Our Kodak Moment
April 7, 2015
It was a part of each generation's best memories for 131 years.
How could it just die?
It wasn't from a lack of marketing. This spot is brilliant.
There is irony here, because Kodak invented the digital camera, in 1975, but could never imagine the company without the idea of selling film as well.
You see, film produced huge margins and Kodak had a near-monopoly on it.
"We had this self-imposed opinion of ourselves that we could do anything, that we were undefeatable."
Kodak was the Google, the Apple, of its time. As that spot proves, they were a great company, which did so many things right.
The end began almost imperceptibly, 30 years ago, when the Japanese started selling quality film for less money than Kodak charged, content to accept smaller margins.
Radio in 2015 cannot imagine itself without 30-35% margins, and hitting these margins requires cutting quality people, slashing research and marketing budgets, and adding commercial inventory, even though we know listeners hate most commercial interruptions
And now we have competitors -- Pandora, Spotify, Apple -- selling quality musical entertainment for much, much less, content to accept smaller margins.
There is irony here, too.
People haven't stopped loving pictures. They haven't stopped creating lasting memories to share with future generations.
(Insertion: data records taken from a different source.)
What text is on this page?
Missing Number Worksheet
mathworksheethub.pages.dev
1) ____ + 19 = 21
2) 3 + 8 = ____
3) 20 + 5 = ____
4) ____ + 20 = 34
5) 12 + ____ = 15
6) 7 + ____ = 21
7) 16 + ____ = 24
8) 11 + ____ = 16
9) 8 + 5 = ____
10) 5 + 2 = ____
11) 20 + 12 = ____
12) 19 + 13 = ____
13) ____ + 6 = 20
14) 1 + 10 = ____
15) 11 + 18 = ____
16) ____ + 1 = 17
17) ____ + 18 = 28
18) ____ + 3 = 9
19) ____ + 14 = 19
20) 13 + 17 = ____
They haven't stopped loving music either, the sheer joy of discovering a new song they love.
They haven't stopped wanting remarkable, compelling content, a friend to share their commute, someone who can make them laugh and feel their tears.
"Some think it's holding on that makes one strong; sometimes it's letting go."
Can you hear that sound?
Drip, drip, drip...
Even granite gives way to the steady drip of water.